Denúncia de Moro indica caminho a investigadores
Foto: Jorge William / Agência O Globo
O inquérito que apura as supostas tentativas de interferências indevidas do presidente Jair Bolsonaro na Polícia Federal (PF) entra nesta quarta-feira em uma nova fase, a partir da autorização de diversas diligências que buscam comprovar as acusações feitas pelo ex-ministro da Justiça Sergio Moro. Apesar de ter dado indicações do caminho a ser seguido, o depoimento de Moro deixa perguntas a que os investigadores da Procuradoria-Geral da República (PGR) e da PF terão que responder para que o caso avance.

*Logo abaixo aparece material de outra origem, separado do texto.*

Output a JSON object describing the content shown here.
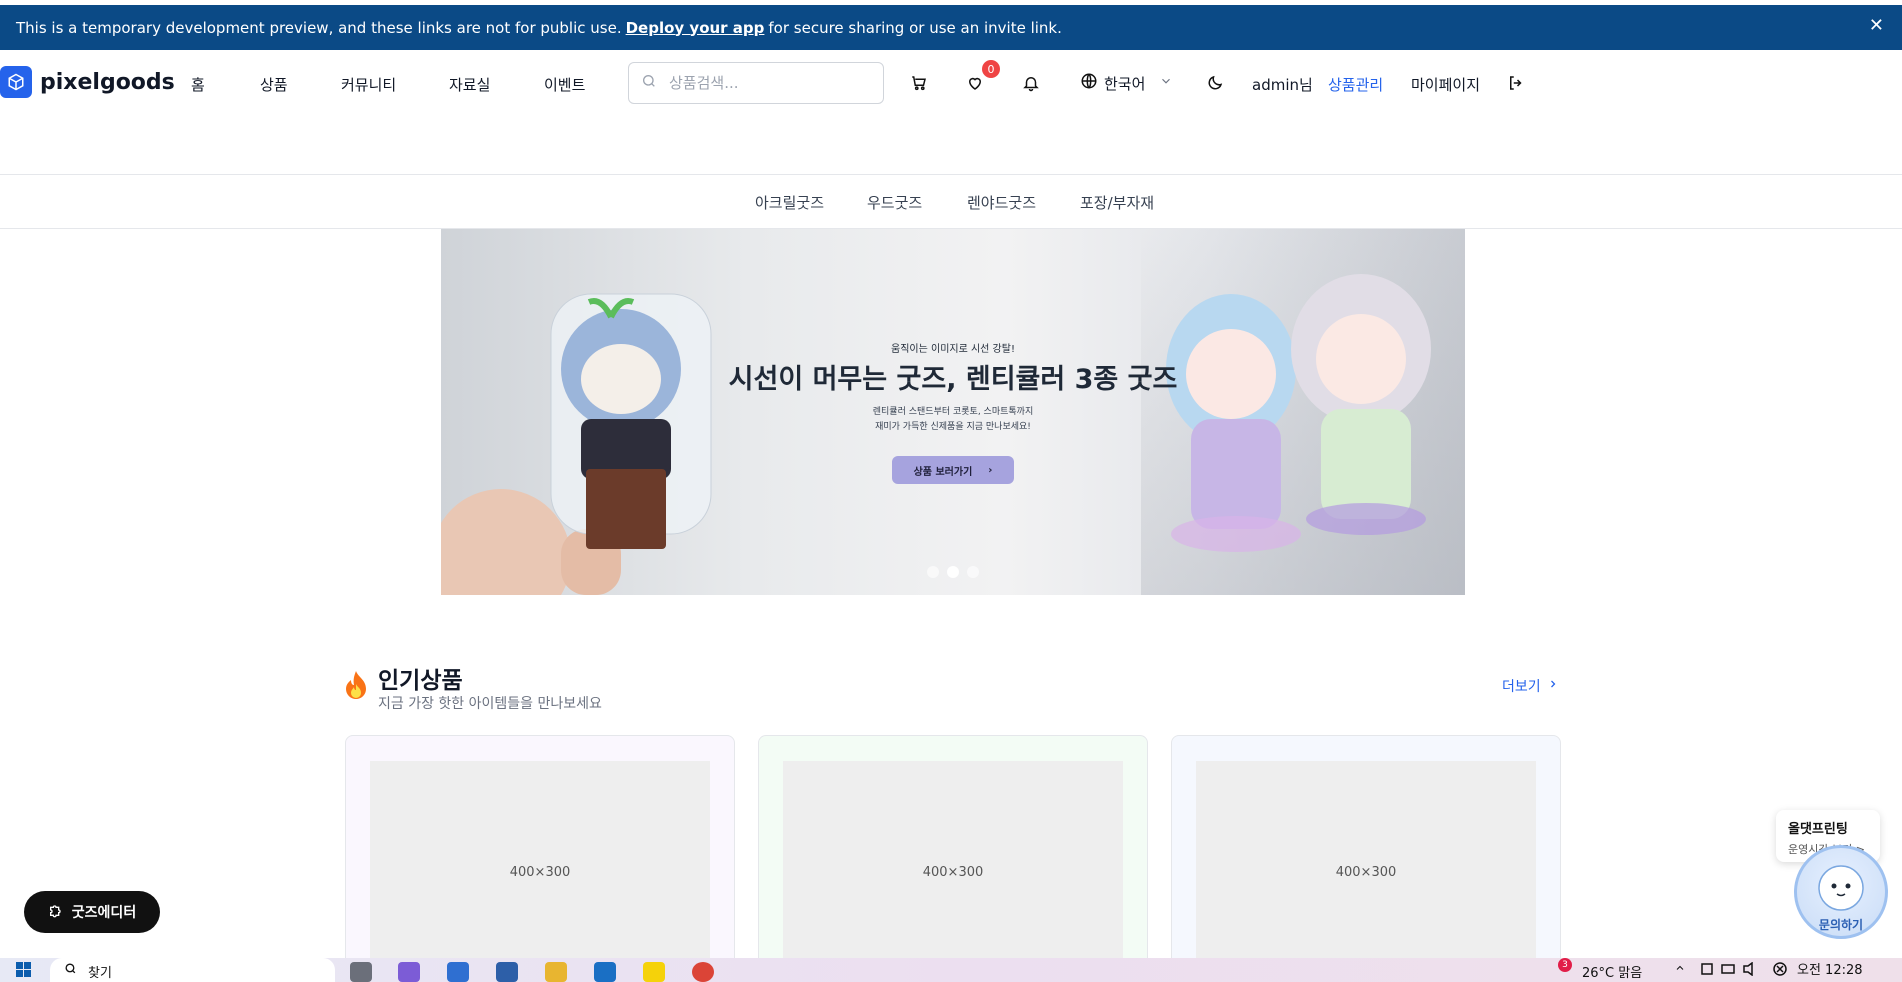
{
  "preview_banner": {
    "text_before": "This is a temporary development preview, and these links are not for public use.",
    "link_text": "Deploy your app",
    "text_after": "for secure sharing or use an invite link.",
    "close_glyph": "✕"
  },
  "header": {
    "logo_text": "pixelgoods",
    "nav": [
      "홈",
      "상품",
      "커뮤니티",
      "자료실",
      "이벤트"
    ],
    "search_placeholder": "상품검색...",
    "wishlist_badge": "0",
    "language": "한국어",
    "user_greeting": "admin님",
    "admin_link": "상품관리",
    "mypage_link": "마이페이지",
    "accent_color": "#2563eb"
  },
  "categories": [
    "아크릴굿즈",
    "우드굿즈",
    "렌야드굿즈",
    "포장/부자재"
  ],
  "hero": {
    "kicker": "움직이는 이미지로 시선 강탈!",
    "title": "시선이 머무는 굿즈, 렌티큘러 3종 굿즈",
    "desc_line1": "렌티큘러 스탠드부터 코롯토, 스마트톡까지",
    "desc_line2": "재미가 가득한 신제품을 지금 만나보세요!",
    "button_label": "상품 보러가기",
    "button_arrow": "›",
    "slide_count": 3,
    "active_slide": 2
  },
  "popular": {
    "title": "인기상품",
    "subtitle": "지금 가장 핫한 아이템들을 만나보세요",
    "more_label": "더보기",
    "cards": [
      {
        "placeholder": "400×300",
        "tint": "#faf7fe"
      },
      {
        "placeholder": "400×300",
        "tint": "#f3fcf5"
      },
      {
        "placeholder": "400×300",
        "tint": "#f5f8fe"
      }
    ]
  },
  "floating": {
    "editor_button": "굿즈에디터",
    "inquiry_title": "올댓프린팅",
    "inquiry_sub": "운영시간 보기 >",
    "inquiry_button": "문의하기"
  },
  "taskbar": {
    "search_text": "찾기",
    "weather": "26°C 맑음",
    "notification_count": "3",
    "clock": "오전 12:28"
  }
}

O real motivo pelo qual Bolsonaro tem se esforçado para indicar uma pessoa de sua confiança para a Superintendência da PF no Rio é um dos principais pontos a ser elucidado. A expectativa dos investigadores era que a questão pudesse ser respondida por Moro, o que não aconteceu. O ex-ministro se limitou a dizer que Bolsonaro deveria ser questionado sobre o tema.
Nesta terça-feira, ao conversar com jornalistas, o presidente justificou: “O Rio é meu estado”. Ele citou, na sequência, a menção ao próprio nome feita por um porteiro na investigação sobre a morte da vereadora Marielle Franco (PSOL-RJ) e cobrou da PF apurações sobre o episódio. A corporação, no entanto, não atua diretamente no caso, apenas o tangencia. O mesmo ocorre em outra investigação que interessa a Bolsonaro, sobre suspeitas de “rachadinha” no gabinete de Flávio Bolsonaro no Legislativo fluminense.
Uma das provas a ser obtida pela investigação é a gravação, em vídeo, de uma reunião do conselho de ministros do governo federal que ocorreu em 22 de abril e foi relatada por Moro no depoimento.
Nela, segundo o relato do ex-ministro, Bolsonaro disse que faria interferências em todos os ministérios e que, no caso específico do Ministério da Justiça, trocaria o diretor-geral da PF e o próprio ministro, caso não pudesse trocar o superintendente do Rio de Janeiro. O presidente teria ainda cobrado acesso a relatórios de inteligência da PF.
Moro afirma que todas essas reuniões eram registradas em vídeo e que as imagens comprovariam suas acusações. Em encontro posterior, o ministro do Gabinete de Segurança Institucional, Augusto Heleno, teria afirmado que o tipo de relatório solicitado por Bolsonaro não tinha como ser fornecido. Heleno deve depor sobre o assunto.
Moro disse aos investigadores que tinha o costume de apagar suas mensagens mais antigas depois de ter sido alvo de ataques de hackers no ano passado. Por isso, o conteúdo das conversas entre ele e o presidente entregues à PF abrange apenas um período de aproximadamente 15 dias.
Dessa maneira, diálogos mais antigos — como o que incluiria a frase em que Bolsonaro teria dito “Moro, você tem 27 superintendências, eu quero apenas uma, a do Rio de Janeiro” — ainda não foram recuperados pela perícia.
Segundo fontes com acesso ao trabalho pericial, há no celular do ex-ministro mensagens do presidente que indicam pressão para troca da Superintendência da PF em Pernambuco e preocupação com inquéritos no STF. Os investigadores também analisam mensagens trocadas pelo ex-ministro com a deputada federal Carla Zambelli (PSL-SP).
Três ministros do núcleo militar foram citados por Moro como testemunhas das pressões do presidente na PF: Augusto Heleno (GSI), Braga Netto (Casa Civil) e Luiz Eduardo Ramos (Secretaria de Governo). Os depoimentos deles devem ser tomados nos próximos dias. Como serão ouvidos apenas no papel de testemunhas, todos têm a obrigação de falar a verdade e não podem ficar calados. Ainda não é possível saber se eles confirmarão as acusações do ex-ministro.
Há uma recomendação do Palácio do Planalto para que Heleno, Braga Netto e Ramos não façam declarações públicas sobre as declarações de Moro. Procurados pelo GLOBO, nenhum deles respondeu sobre a investigação. A pasta de Ramos informou que ainda não havia sido notificada sobre a investigação, e a de Heleno justificou que, devido ao andamento da apuração, “não cabe comentário no momento”.